Researchers had found botulism in two of the dead pelicans from the reserve, Converse said. None of the pelicans had tested positive for West Nile or other viruses, she said.

Erickson said officials initially blamed a coyote that had a den about a mile from the nesting grounds, and killed it. But the exodus continued.

"It's weird," Erickson said. "We feel helpless because we don't know what else to look at."

Wildlife officials have been doing annual aerial surveys of the pelicans since 1972. The number of pelicans had tripled at the refuge in the past 30 years. A record 35,466 breeding pelicans and 17,733 nests were tallied in 2000 at Chase Lake, Erickson said.
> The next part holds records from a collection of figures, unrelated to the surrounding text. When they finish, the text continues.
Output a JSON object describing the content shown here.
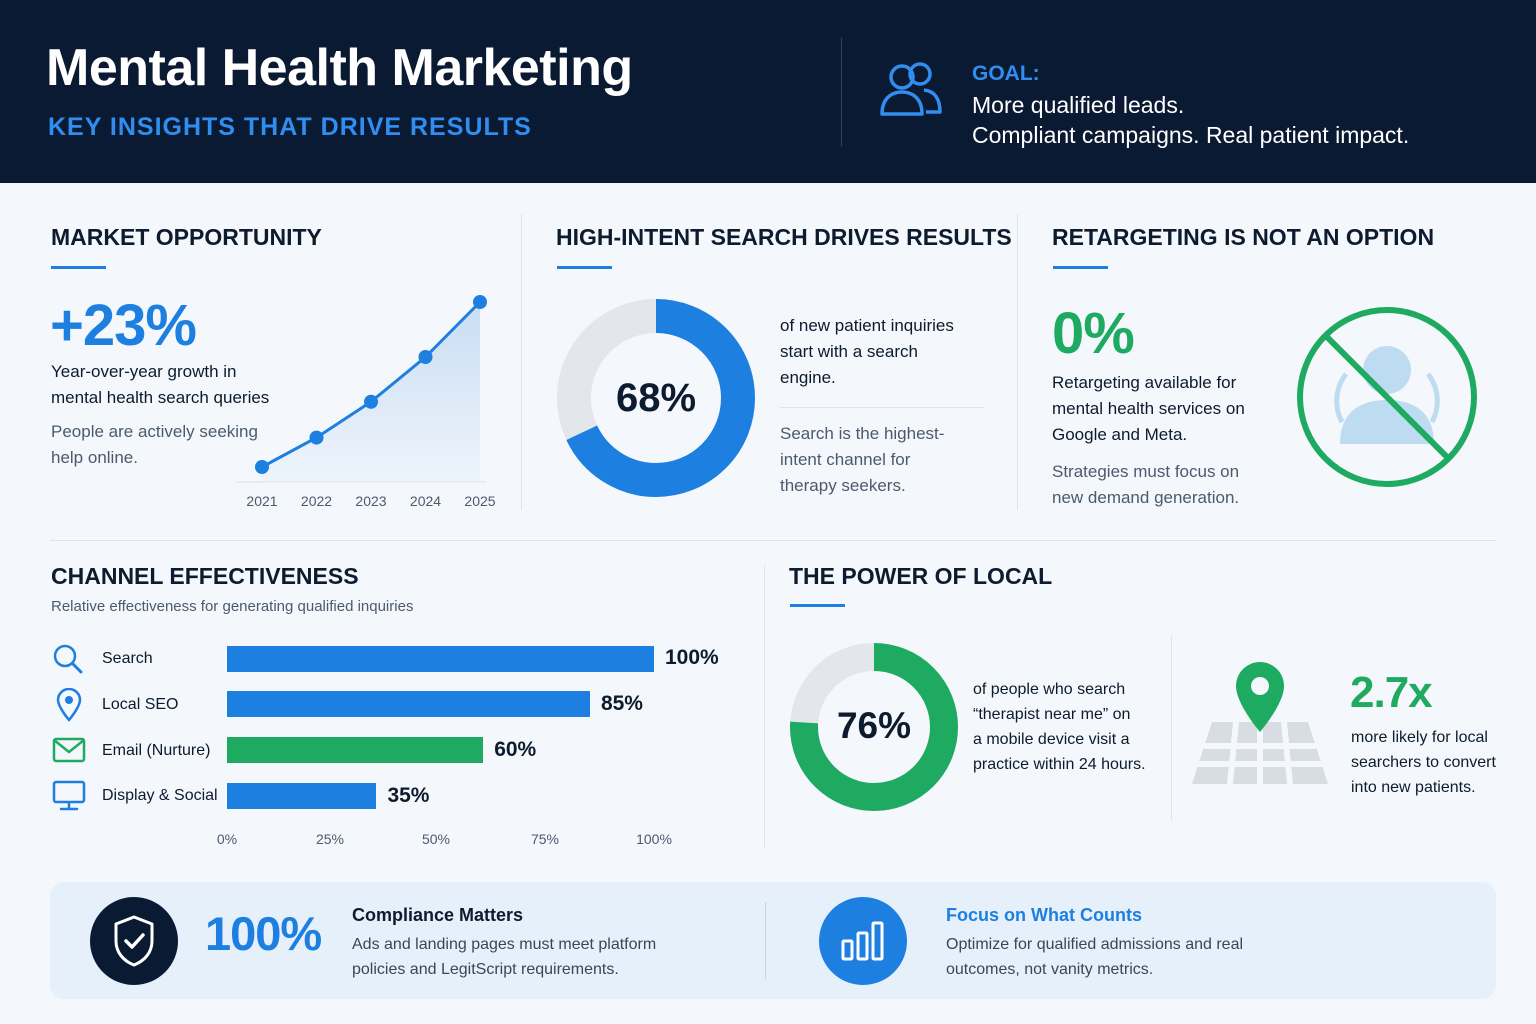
{
  "header": {
    "title": "Mental Health Marketing",
    "subtitle": "KEY INSIGHTS THAT DRIVE RESULTS",
    "goal_label": "GOAL:",
    "goal_line1": "More qualified leads.",
    "goal_line2": "Compliant campaigns. Real patient impact.",
    "icon": "users-icon"
  },
  "market": {
    "title": "MARKET OPPORTUNITY",
    "stat": "+23%",
    "desc_line1": "Year-over-year growth in",
    "desc_line2": "mental health search queries",
    "note_line1": "People are actively seeking",
    "note_line2": "help online."
  },
  "search": {
    "title": "HIGH-INTENT SEARCH DRIVES RESULTS",
    "stat": "68%",
    "desc_line1": "of new patient inquiries",
    "desc_line2": "start with a search",
    "desc_line3": "engine.",
    "note_line1": "Search is the highest-",
    "note_line2": "intent channel for",
    "note_line3": "therapy seekers."
  },
  "retarget": {
    "title": "RETARGETING IS NOT AN OPTION",
    "stat": "0%",
    "desc_line1": "Retargeting available for",
    "desc_line2": "mental health services on",
    "desc_line3": "Google and Meta.",
    "note_line1": "Strategies must focus on",
    "note_line2": "new demand generation.",
    "icon": "no-retargeting-icon"
  },
  "channel": {
    "title": "CHANNEL EFFECTIVENESS",
    "subtitle": "Relative effectiveness for generating qualified inquiries",
    "items": [
      {
        "label": "Search",
        "value_label": "100%",
        "icon": "search-icon"
      },
      {
        "label": "Local SEO",
        "value_label": "85%",
        "icon": "location-pin-icon"
      },
      {
        "label": "Email (Nurture)",
        "value_label": "60%",
        "icon": "mail-icon"
      },
      {
        "label": "Display & Social",
        "value_label": "35%",
        "icon": "monitor-icon"
      }
    ],
    "axis": [
      "0%",
      "25%",
      "50%",
      "75%",
      "100%"
    ]
  },
  "local": {
    "title": "THE POWER OF LOCAL",
    "stat": "76%",
    "desc_line1": "of people who search",
    "desc_line2": "“therapist near me” on",
    "desc_line3": "a mobile device visit a",
    "desc_line4": "practice within 24 hours.",
    "stat2": "2.7x",
    "desc2_line1": "more likely for local",
    "desc2_line2": "searchers to convert",
    "desc2_line3": "into new patients.",
    "icon": "map-pin-icon"
  },
  "bottom": {
    "stat": "100%",
    "compliance_title": "Compliance Matters",
    "compliance_line1": "Ads and landing pages must meet platform",
    "compliance_line2": "policies and LegitScript requirements.",
    "focus_title": "Focus on What Counts",
    "focus_line1": "Optimize for qualified admissions and real",
    "focus_line2": "outcomes, not vanity metrics.",
    "icons": [
      "shield-check-icon",
      "bar-chart-icon"
    ]
  },
  "colors": {
    "navy": "#0b1a33",
    "blue": "#1d7fe0",
    "green": "#1faa62",
    "gray_track": "#e3e6ea"
  },
  "chart_data": [
    {
      "type": "line",
      "x": [
        "2021",
        "2022",
        "2023",
        "2024",
        "2025"
      ],
      "series": [
        {
          "values": [
            1.0,
            1.23,
            1.51,
            1.86,
            2.29
          ]
        }
      ],
      "title": "",
      "xlabel": "",
      "ylabel": ""
    },
    {
      "type": "pie",
      "categories": [
        "search",
        "other"
      ],
      "values": [
        68,
        32
      ],
      "title": ""
    },
    {
      "type": "bar",
      "categories": [
        "Search",
        "Local SEO",
        "Email (Nurture)",
        "Display & Social"
      ],
      "values": [
        100,
        85,
        60,
        35
      ],
      "title": "CHANNEL EFFECTIVENESS",
      "xlabel": "",
      "ylabel": "",
      "xlim": [
        0,
        100
      ],
      "orientation": "horizontal"
    },
    {
      "type": "pie",
      "categories": [
        "visit",
        "other"
      ],
      "values": [
        76,
        24
      ],
      "title": ""
    }
  ]
}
This year, there have been reports of extraordinary pelican sightings in Illinois, Wisconsin, Montana, Nebraska and Michigan. But the numbers reported throughout the Upper Midwest do not add up to the nearly 28,000 recorded at the refuge in May, before the exodus, Erickson said.

A couple of hundred "loafers," or pelicans not yet of breeding age, remain at prairie potholes in the Chase Lake area, Erickson said.

Erickson is betting the big birds will return to Chase Lake next year.

"For whatever reason, they picked Chase Lake to nest for hundreds and maybe thousands of years," Erickson said. "I'm pretty confident they'll come back."

If the birds do return, Erickson said, access for birdwatchers would be limited during nesting.

The pelicans may be making some kind of a natural correction, said Ken Torkelson, a spokesman for the U.S. Fish and Wildlife Service in Bismarck.

"They've been relying on Chase Lake a long time, and maybe they felt it could no longer support the species so they picked up and moved some place that could," he said.